Quindi come se ne esce? “Cercando nuovi mercati e andando a intercettare nuovi consumi proponendo alternative di prodotto”, dice Michele Gastaldi. Anche perché un allevamento come quello di Spinetta negli anni ha investito non poco nell’ammodernamento delle strutture per renderle sempre più funzionali e rispondenti al mercato, ma necessita di un’adeguata remunerazione. Se è del 1981 l’acquisto della struttura originaria, infatti, è negli anni 90 che l’azienda ha visto aumentare la propria dimensione grazie alla realizzazione, nel 1991 e nel 1997, di due altre stalle dove gli animali vengono allevati all’aperto tutto l’anno. Un ulteriore capannone è stato realizzato nel 2003, mentre una grande struttura utilizzata come ricovero fieno e attrezzatura risale ad appena sei anni fa.

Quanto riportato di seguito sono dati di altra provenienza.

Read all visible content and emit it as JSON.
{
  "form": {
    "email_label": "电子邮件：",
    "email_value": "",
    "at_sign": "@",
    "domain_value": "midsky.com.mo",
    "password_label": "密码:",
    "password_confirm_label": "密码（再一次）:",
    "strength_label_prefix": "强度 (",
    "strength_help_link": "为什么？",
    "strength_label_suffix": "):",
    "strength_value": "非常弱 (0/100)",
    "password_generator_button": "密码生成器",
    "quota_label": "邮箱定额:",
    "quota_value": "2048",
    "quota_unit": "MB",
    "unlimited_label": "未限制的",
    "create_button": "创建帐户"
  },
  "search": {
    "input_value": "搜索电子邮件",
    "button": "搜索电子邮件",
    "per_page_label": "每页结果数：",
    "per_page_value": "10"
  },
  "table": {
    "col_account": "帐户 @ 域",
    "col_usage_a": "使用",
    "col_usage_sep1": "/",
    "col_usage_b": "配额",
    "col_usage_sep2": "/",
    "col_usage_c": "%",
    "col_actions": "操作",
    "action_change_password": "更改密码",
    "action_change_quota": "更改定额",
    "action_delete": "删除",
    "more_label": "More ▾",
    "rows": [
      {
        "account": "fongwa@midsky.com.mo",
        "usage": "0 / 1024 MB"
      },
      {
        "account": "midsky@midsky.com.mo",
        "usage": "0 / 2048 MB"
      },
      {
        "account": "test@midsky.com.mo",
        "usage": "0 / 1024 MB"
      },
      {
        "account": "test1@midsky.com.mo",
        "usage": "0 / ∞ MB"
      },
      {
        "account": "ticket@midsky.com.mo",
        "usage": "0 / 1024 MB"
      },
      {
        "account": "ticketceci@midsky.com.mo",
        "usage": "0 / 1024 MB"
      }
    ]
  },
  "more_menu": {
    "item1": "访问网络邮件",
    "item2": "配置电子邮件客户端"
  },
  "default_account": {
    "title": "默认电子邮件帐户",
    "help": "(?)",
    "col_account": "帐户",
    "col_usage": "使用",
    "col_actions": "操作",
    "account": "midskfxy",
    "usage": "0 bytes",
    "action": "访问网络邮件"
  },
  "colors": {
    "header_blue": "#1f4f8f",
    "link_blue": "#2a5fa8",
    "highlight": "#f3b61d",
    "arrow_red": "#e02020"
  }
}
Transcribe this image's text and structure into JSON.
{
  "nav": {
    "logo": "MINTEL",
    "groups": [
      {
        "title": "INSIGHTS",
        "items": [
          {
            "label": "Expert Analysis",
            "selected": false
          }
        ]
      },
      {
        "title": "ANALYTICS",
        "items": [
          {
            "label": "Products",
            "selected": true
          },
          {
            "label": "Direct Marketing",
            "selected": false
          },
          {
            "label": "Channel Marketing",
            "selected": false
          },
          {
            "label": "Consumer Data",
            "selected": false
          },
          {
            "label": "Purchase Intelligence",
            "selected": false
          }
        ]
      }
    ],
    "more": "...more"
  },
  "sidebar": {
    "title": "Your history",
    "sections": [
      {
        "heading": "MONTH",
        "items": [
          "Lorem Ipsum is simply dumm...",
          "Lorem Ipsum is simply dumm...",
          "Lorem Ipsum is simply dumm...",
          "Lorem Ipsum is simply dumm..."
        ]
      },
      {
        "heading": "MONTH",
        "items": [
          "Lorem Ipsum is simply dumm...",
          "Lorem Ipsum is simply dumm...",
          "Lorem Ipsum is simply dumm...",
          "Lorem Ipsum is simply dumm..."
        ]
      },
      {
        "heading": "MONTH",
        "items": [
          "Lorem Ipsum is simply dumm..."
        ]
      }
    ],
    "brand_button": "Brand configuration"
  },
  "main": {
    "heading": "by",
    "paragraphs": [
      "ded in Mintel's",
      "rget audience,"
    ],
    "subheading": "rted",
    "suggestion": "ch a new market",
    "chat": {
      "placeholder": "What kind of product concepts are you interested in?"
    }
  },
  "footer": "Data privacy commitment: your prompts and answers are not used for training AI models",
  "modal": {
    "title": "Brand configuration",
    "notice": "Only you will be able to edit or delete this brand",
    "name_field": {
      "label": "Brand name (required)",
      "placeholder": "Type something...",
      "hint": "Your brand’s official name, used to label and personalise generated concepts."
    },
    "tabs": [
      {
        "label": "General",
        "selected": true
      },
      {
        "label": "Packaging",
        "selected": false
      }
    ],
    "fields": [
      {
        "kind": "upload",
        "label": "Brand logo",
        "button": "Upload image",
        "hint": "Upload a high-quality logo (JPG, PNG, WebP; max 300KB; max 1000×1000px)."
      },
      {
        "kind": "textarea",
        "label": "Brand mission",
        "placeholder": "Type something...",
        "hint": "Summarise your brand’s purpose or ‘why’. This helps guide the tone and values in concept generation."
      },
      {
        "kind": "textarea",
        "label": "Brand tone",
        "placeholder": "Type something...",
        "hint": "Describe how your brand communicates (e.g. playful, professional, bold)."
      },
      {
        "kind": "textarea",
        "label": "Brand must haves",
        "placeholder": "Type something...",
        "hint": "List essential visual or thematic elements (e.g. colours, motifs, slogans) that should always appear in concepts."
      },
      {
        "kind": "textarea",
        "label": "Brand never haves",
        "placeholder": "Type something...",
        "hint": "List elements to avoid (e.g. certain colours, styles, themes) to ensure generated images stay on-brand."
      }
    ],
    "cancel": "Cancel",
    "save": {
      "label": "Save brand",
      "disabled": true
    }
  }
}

È operativa da anni una fossa per i liquami, mentre la superficie dei tetti è ricoperta da pannelli fotovoltaici che garantiscono ampiamente l’autosufficienza energetica dell’azienda e, anzi, ne integrano il reddito. In tutto l’azienda conduce circa 180 giornate piemontesi di terreni, di cui 35 di proprietà e la restante parte in affitto. L’allevamento è come una “giostra” dove tutto si rinnova in un continuo ripetersi di operazioni costanti e ben definite. “La giornata in allevamento comincia intorno alle 6,30 / 7 del mattino – spiegano i fratelli Gastaldi -, anche se ovviamente dipende dai giorni e soprattutto dai parti.

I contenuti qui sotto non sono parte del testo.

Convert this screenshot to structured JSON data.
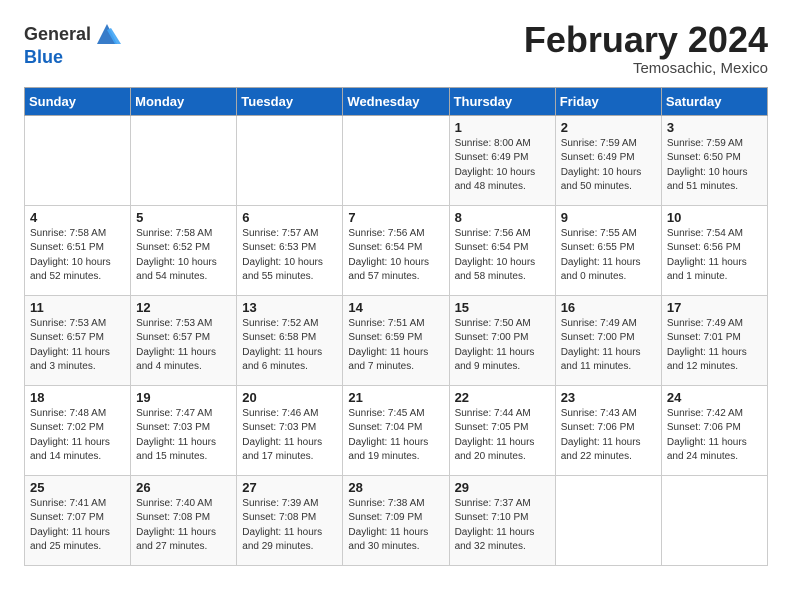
{
  "header": {
    "logo_general": "General",
    "logo_blue": "Blue",
    "month_year": "February 2024",
    "location": "Temosachic, Mexico"
  },
  "days_of_week": [
    "Sunday",
    "Monday",
    "Tuesday",
    "Wednesday",
    "Thursday",
    "Friday",
    "Saturday"
  ],
  "weeks": [
    [
      {
        "day": "",
        "info": ""
      },
      {
        "day": "",
        "info": ""
      },
      {
        "day": "",
        "info": ""
      },
      {
        "day": "",
        "info": ""
      },
      {
        "day": "1",
        "info": "Sunrise: 8:00 AM\nSunset: 6:49 PM\nDaylight: 10 hours\nand 48 minutes."
      },
      {
        "day": "2",
        "info": "Sunrise: 7:59 AM\nSunset: 6:49 PM\nDaylight: 10 hours\nand 50 minutes."
      },
      {
        "day": "3",
        "info": "Sunrise: 7:59 AM\nSunset: 6:50 PM\nDaylight: 10 hours\nand 51 minutes."
      }
    ],
    [
      {
        "day": "4",
        "info": "Sunrise: 7:58 AM\nSunset: 6:51 PM\nDaylight: 10 hours\nand 52 minutes."
      },
      {
        "day": "5",
        "info": "Sunrise: 7:58 AM\nSunset: 6:52 PM\nDaylight: 10 hours\nand 54 minutes."
      },
      {
        "day": "6",
        "info": "Sunrise: 7:57 AM\nSunset: 6:53 PM\nDaylight: 10 hours\nand 55 minutes."
      },
      {
        "day": "7",
        "info": "Sunrise: 7:56 AM\nSunset: 6:54 PM\nDaylight: 10 hours\nand 57 minutes."
      },
      {
        "day": "8",
        "info": "Sunrise: 7:56 AM\nSunset: 6:54 PM\nDaylight: 10 hours\nand 58 minutes."
      },
      {
        "day": "9",
        "info": "Sunrise: 7:55 AM\nSunset: 6:55 PM\nDaylight: 11 hours\nand 0 minutes."
      },
      {
        "day": "10",
        "info": "Sunrise: 7:54 AM\nSunset: 6:56 PM\nDaylight: 11 hours\nand 1 minute."
      }
    ],
    [
      {
        "day": "11",
        "info": "Sunrise: 7:53 AM\nSunset: 6:57 PM\nDaylight: 11 hours\nand 3 minutes."
      },
      {
        "day": "12",
        "info": "Sunrise: 7:53 AM\nSunset: 6:57 PM\nDaylight: 11 hours\nand 4 minutes."
      },
      {
        "day": "13",
        "info": "Sunrise: 7:52 AM\nSunset: 6:58 PM\nDaylight: 11 hours\nand 6 minutes."
      },
      {
        "day": "14",
        "info": "Sunrise: 7:51 AM\nSunset: 6:59 PM\nDaylight: 11 hours\nand 7 minutes."
      },
      {
        "day": "15",
        "info": "Sunrise: 7:50 AM\nSunset: 7:00 PM\nDaylight: 11 hours\nand 9 minutes."
      },
      {
        "day": "16",
        "info": "Sunrise: 7:49 AM\nSunset: 7:00 PM\nDaylight: 11 hours\nand 11 minutes."
      },
      {
        "day": "17",
        "info": "Sunrise: 7:49 AM\nSunset: 7:01 PM\nDaylight: 11 hours\nand 12 minutes."
      }
    ],
    [
      {
        "day": "18",
        "info": "Sunrise: 7:48 AM\nSunset: 7:02 PM\nDaylight: 11 hours\nand 14 minutes."
      },
      {
        "day": "19",
        "info": "Sunrise: 7:47 AM\nSunset: 7:03 PM\nDaylight: 11 hours\nand 15 minutes."
      },
      {
        "day": "20",
        "info": "Sunrise: 7:46 AM\nSunset: 7:03 PM\nDaylight: 11 hours\nand 17 minutes."
      },
      {
        "day": "21",
        "info": "Sunrise: 7:45 AM\nSunset: 7:04 PM\nDaylight: 11 hours\nand 19 minutes."
      },
      {
        "day": "22",
        "info": "Sunrise: 7:44 AM\nSunset: 7:05 PM\nDaylight: 11 hours\nand 20 minutes."
      },
      {
        "day": "23",
        "info": "Sunrise: 7:43 AM\nSunset: 7:06 PM\nDaylight: 11 hours\nand 22 minutes."
      },
      {
        "day": "24",
        "info": "Sunrise: 7:42 AM\nSunset: 7:06 PM\nDaylight: 11 hours\nand 24 minutes."
      }
    ],
    [
      {
        "day": "25",
        "info": "Sunrise: 7:41 AM\nSunset: 7:07 PM\nDaylight: 11 hours\nand 25 minutes."
      },
      {
        "day": "26",
        "info": "Sunrise: 7:40 AM\nSunset: 7:08 PM\nDaylight: 11 hours\nand 27 minutes."
      },
      {
        "day": "27",
        "info": "Sunrise: 7:39 AM\nSunset: 7:08 PM\nDaylight: 11 hours\nand 29 minutes."
      },
      {
        "day": "28",
        "info": "Sunrise: 7:38 AM\nSunset: 7:09 PM\nDaylight: 11 hours\nand 30 minutes."
      },
      {
        "day": "29",
        "info": "Sunrise: 7:37 AM\nSunset: 7:10 PM\nDaylight: 11 hours\nand 32 minutes."
      },
      {
        "day": "",
        "info": ""
      },
      {
        "day": "",
        "info": ""
      }
    ]
  ]
}
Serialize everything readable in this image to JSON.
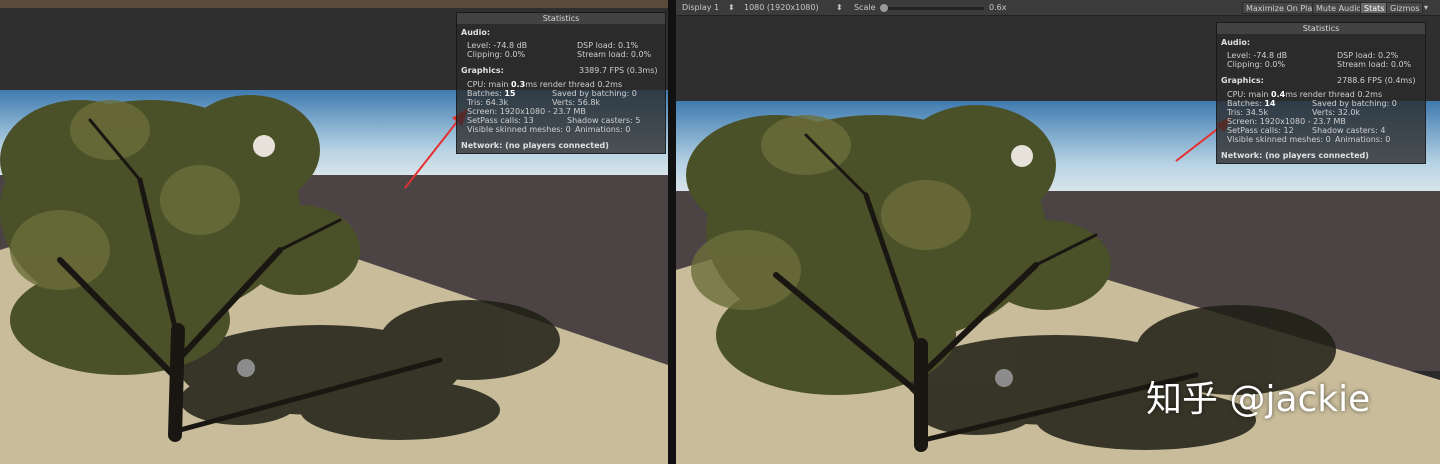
{
  "toolbar": {
    "display": "Display 1",
    "resolution": "1080 (1920x1080)",
    "scale_label": "Scale",
    "scale_value": "0.6x",
    "maximize": "Maximize On Play",
    "mute": "Mute Audio",
    "stats": "Stats",
    "gizmos": "Gizmos"
  },
  "left_stats": {
    "title": "Statistics",
    "audio_header": "Audio:",
    "level": "Level: -74.8 dB",
    "dsp": "DSP load: 0.1%",
    "clipping": "Clipping: 0.0%",
    "stream": "Stream load: 0.0%",
    "graphics_header": "Graphics:",
    "fps": "3389.7 FPS (0.3ms)",
    "cpu_prefix": "CPU: main",
    "cpu_main": "0.3",
    "cpu_suffix": "ms  render thread 0.2ms",
    "batches_prefix": "Batches:",
    "batches": "15",
    "saved": "Saved by batching: 0",
    "tris": "Tris: 64.3k",
    "verts": "Verts: 56.8k",
    "screen": "Screen: 1920x1080 - 23.7 MB",
    "setpass": "SetPass calls: 13",
    "shadow": "Shadow casters: 5",
    "skinned": "Visible skinned meshes: 0",
    "animations": "Animations: 0",
    "network": "Network: (no players connected)"
  },
  "right_stats": {
    "title": "Statistics",
    "audio_header": "Audio:",
    "level": "Level: -74.8 dB",
    "dsp": "DSP load: 0.2%",
    "clipping": "Clipping: 0.0%",
    "stream": "Stream load: 0.0%",
    "graphics_header": "Graphics:",
    "fps": "2788.6 FPS (0.4ms)",
    "cpu_prefix": "CPU: main",
    "cpu_main": "0.4",
    "cpu_suffix": "ms  render thread 0.2ms",
    "batches_prefix": "Batches:",
    "batches": "14",
    "saved": "Saved by batching: 0",
    "tris": "Tris: 34.5k",
    "verts": "Verts: 32.0k",
    "screen": "Screen: 1920x1080 - 23.7 MB",
    "setpass": "SetPass calls: 12",
    "shadow": "Shadow casters: 4",
    "skinned": "Visible skinned meshes: 0",
    "animations": "Animations: 0",
    "network": "Network: (no players connected)"
  },
  "watermark": "知乎 @jackie"
}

Gli animali mangiano due volte al giorno (unifeed, erba fresca e fieno a seconda delle stagioni dell’anno). La vacca gravida sta all’aperto fino al 7°-8° mese, poi la portiamo nella stalla dove una volta che ha partorito viene trasferita insieme al vitello in un box. Passano poi in un’altra struttura con altre 3/4 vacche e i loro vitelli e dopo un mese, tornano nei recinti all’aperto dove i piccoli finiscono lo svezzamento per poi essere separati, maschi da una parte e femmine dall’altra”. E si riparte nel ciclo di allevamento per avere sempre capi a “regola d’arte”… come vuole la tradizione della Piemontese, che mette la qualità al primo posto.